PJ Grisar of The Forward likened Larry's actions in "Mary, Joseph and Larry" to those of the Grinch. Jesse Bering found the episode to be exemplary of how many people are put off by the idea of fellatio because of the fear of getting a pubic hair stuck in one's throat; Bering uses the episode in his study on how media is linked to concerns about sexual health. The episode, as claimed by author Jonathan Karp, parallels medical charges of blood libel and host desecration, as Larry, a Jewish man, eats the cookie version of baby Jesus, and is accused of blasphemy by Cheryl's religious parents and sister.

== Release and reception ==

"Mary, Joseph and Larry" first aired on November 10, 2002 on HBO. In the United States, the episode was watched by 4.81 million viewers during its original broadcast. It received a 3.1% share among adults between the ages of 18 and 49, meaning that it was seen by 3.1% of all households in that demographic. It marked an increase in viewership from the previous episode, "Krazee-Eyez Killa", which had also earned a 3.1% rating, but drew in fewer viewers at 4.59 million. It was first released on home video in the United States on January 18, 2005, in the Complete Third Season DVD box set.

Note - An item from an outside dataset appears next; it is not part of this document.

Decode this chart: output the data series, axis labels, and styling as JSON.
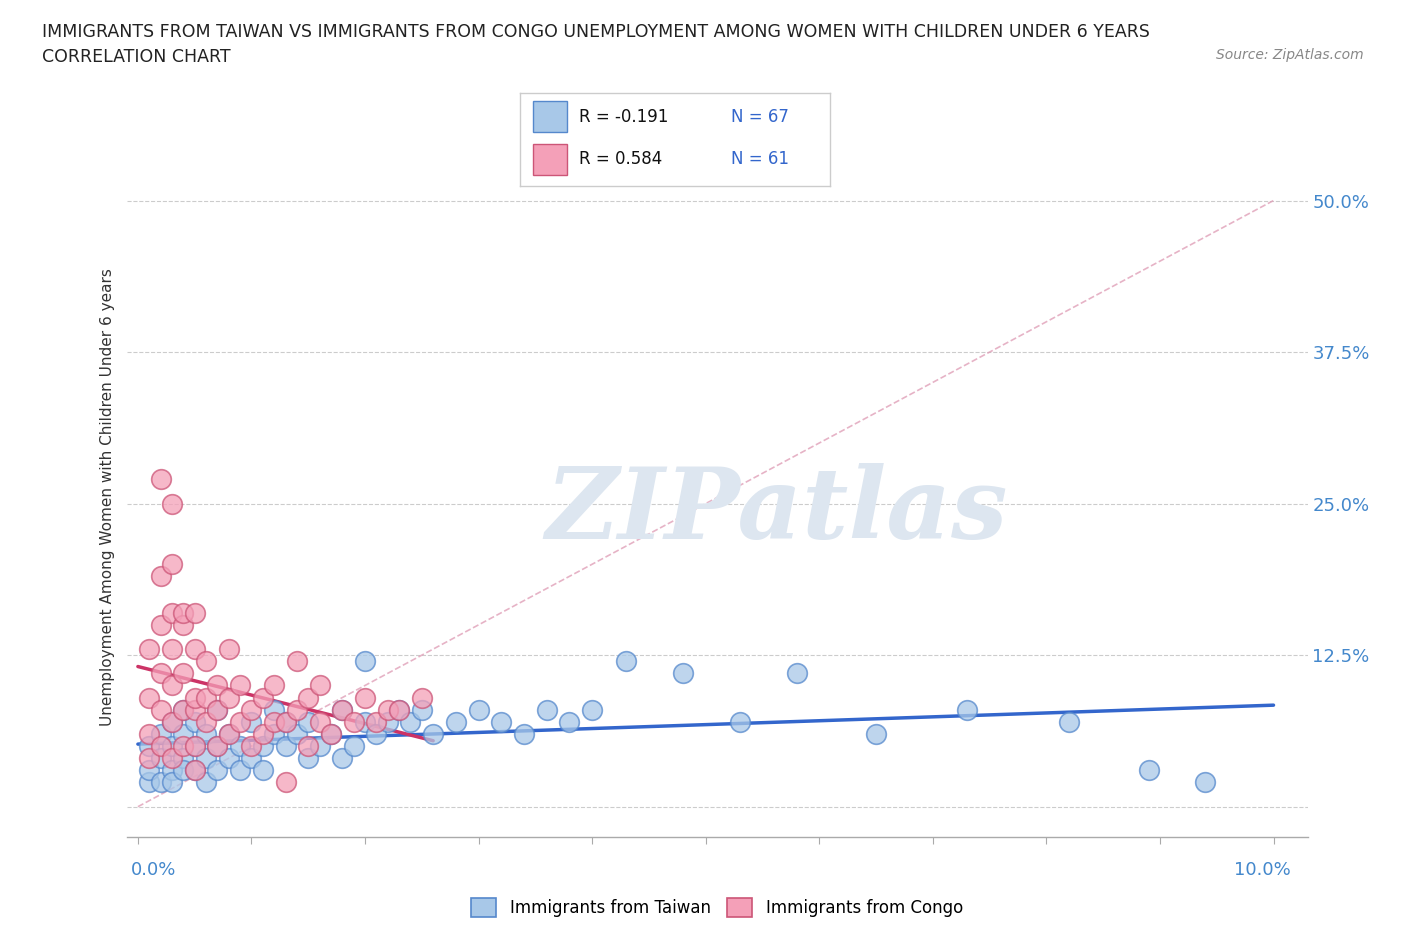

It received positive reviews from critics. Max Nicholson of IGN found the episode similar to "The Bare Midriff", a later episode of Curb Your Enthusiasm which also focused on religion. He ultimately listed it as the seventh best episode of the series. Deciders Kayla Cobb felt the episode would be controversial if aired later in the series' run, particularly for Larry's ogling of Mary's actress. However, Cobb notes that she does think the scene is one of Curb Your Enthusiasm's tamer jokes. Jake Hodges of Collider listed "Mary, Joseph and Larry" as one of the best Christmas-themed television episodes, describing it as one of the funniest episodes of the already great third season; as did Jessica Sager of Parade and Esther Zuckerman of Time. CBS News' Rebecca Leung praised the episode, finding it perfectly representative of David's "cutting-edge" comedy. Cheryl Hines called the episode her favorite in an interview, citing her heavy involvement in its creation as the reason.

At the 55th Directors Guild of America Awards, David Steinberg received a nomination for Outstanding Directing in a Comedy Series, but lost to Bryan Gordon for "The Special Section", another episode of Curb Your Enthusiasm. Steinberg was also nominated for Outstanding Directing for a Comedy Series at the 55th Primetime Emmy Awards. He similarly lost to another Curb Your Enthusiasm episode, this time being "Krazee-Eyez-Killa", directed by Robert B. Weide.